Openers Untied States took the stage in ragged assembly and proceeded to conjure up a sustained, featureless rumble. The band simply had no need for transitions. Its members would occasionally hit upon a patch of melody, repeat it a few times, and then toss it away uninterestedly with a scream and fresh explosion of guitar feedback. It was one of those instances where I felt bad for not “getting” a group -- clearly, these were five individuals out pursuing their muse on the outer reaches of tonality. God bless ’em.

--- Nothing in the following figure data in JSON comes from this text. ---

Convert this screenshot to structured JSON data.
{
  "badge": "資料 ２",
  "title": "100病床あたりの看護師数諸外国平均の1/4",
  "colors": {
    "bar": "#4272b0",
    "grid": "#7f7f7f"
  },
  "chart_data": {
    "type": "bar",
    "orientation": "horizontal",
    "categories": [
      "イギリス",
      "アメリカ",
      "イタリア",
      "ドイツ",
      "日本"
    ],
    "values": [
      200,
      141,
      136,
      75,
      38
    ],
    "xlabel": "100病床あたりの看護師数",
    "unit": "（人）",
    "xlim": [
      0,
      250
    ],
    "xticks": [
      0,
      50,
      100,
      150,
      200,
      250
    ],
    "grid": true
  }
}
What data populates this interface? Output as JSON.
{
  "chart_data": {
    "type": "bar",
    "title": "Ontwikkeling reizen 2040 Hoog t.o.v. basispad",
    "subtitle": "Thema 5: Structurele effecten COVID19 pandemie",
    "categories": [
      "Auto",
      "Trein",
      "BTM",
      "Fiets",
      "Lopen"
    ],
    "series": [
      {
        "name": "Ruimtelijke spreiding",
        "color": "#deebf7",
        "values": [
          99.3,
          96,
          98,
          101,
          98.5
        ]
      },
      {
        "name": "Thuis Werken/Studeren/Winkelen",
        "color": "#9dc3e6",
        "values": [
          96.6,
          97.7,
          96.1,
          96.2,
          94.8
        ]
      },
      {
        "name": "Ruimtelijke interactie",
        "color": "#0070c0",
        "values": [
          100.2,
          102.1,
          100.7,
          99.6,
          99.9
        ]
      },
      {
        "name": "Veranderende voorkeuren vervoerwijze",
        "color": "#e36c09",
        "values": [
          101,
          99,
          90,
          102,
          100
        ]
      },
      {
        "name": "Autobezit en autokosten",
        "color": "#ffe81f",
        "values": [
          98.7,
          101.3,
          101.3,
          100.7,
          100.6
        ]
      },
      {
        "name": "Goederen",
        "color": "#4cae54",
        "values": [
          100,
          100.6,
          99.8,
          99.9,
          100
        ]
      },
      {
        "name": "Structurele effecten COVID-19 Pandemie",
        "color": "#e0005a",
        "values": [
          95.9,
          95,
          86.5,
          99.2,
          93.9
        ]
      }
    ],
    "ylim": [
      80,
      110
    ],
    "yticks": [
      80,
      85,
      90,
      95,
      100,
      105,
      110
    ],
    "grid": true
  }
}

Love of Diagrams followed. The Australian trio has been on the receiving end of plenty of well-deserved buzz for its Matador debut, Mosaic, and the group plowed through the album’s contents with workmanlike efficiency. All the while, the three members kept a tight balance between them, each sticking to his or her corner of the arrangement. Drummer Monika Fikerle pounded out urgent patterns with the authority of a Janet Weiss; guitarist Luke Horton scrawled out his jagged lead riffs; and bassist Antonia Sellbach stuck to the center of the three-instrument circus. Her shouted vocals gave the band’s sound its color, and although she appeared a bit stage shy, Sellbach slugged through Mosaic highlights like “The Pyramid” alongside her bandmates. By the end of the set, both of Horton’s guitars were falling to pieces, which only seemed to complement the group’s gritty approach. Never did the musicians deliver the knockout blow that I kept expecting, but they stayed sharp and relevant despite those technical issues.
After some fiddling with their electronics setup, the members of Enon dove into their headlining set. Despite the group’s rich back catalog, Enon essentially played Grass Geysers . . . Carbon Clouds on shuffle (including the album’s iTunes bonus track) with a few older numbers thrown in. The band spared only Grass Geysers’ “Dr. Freeze” and “Paperweights” from its set, and so the performance wound up neatly reflecting the album’s strengths and weaknesses. However, the live setting really did bring out the freak in lead man John Schmersal. Beginning the night with a bit of verbal sparring with the crowd, Schmersal let loose on the microphone, pushing the more manic elements of his vocal style to the fore. He clawed away at his guitar, screeching and moaning all the while.
However, even Schmersal managed to get upstaged by this crazy drummer of his, Matt Schulz. A proud graduate of the Animal school of kit-bashing, Schulz laid into his drum set savagely. His Ringo mop-top flopped wildly with every emphatic strike of his crash cymbal, and his eyes remained fixed in a steady, zombie-like stare. At the same time, he displayed a deft touch on some of the band’s trickier rhythmic numbers (“Collette,” “Pigeneration”), showing a rare combination of ferocity and grace. Next to these two wildmen, bassist Toko Yasuda graciously took a back seat. When she did sing lead, Yasuda brought the humanity and warmth necessary to balance Schmersal’s deranged sonics.
Included in the set was a new song, “The Ghost of Jon Benet,” which should be eligible for “song title of the year” honors whenever it sees a proper release. For tonight, however, it blended in seamlessly with an evening of quick and thrashy sets. I left the strange confines of the Drunken Unicorn satisfied, if a bit jostled.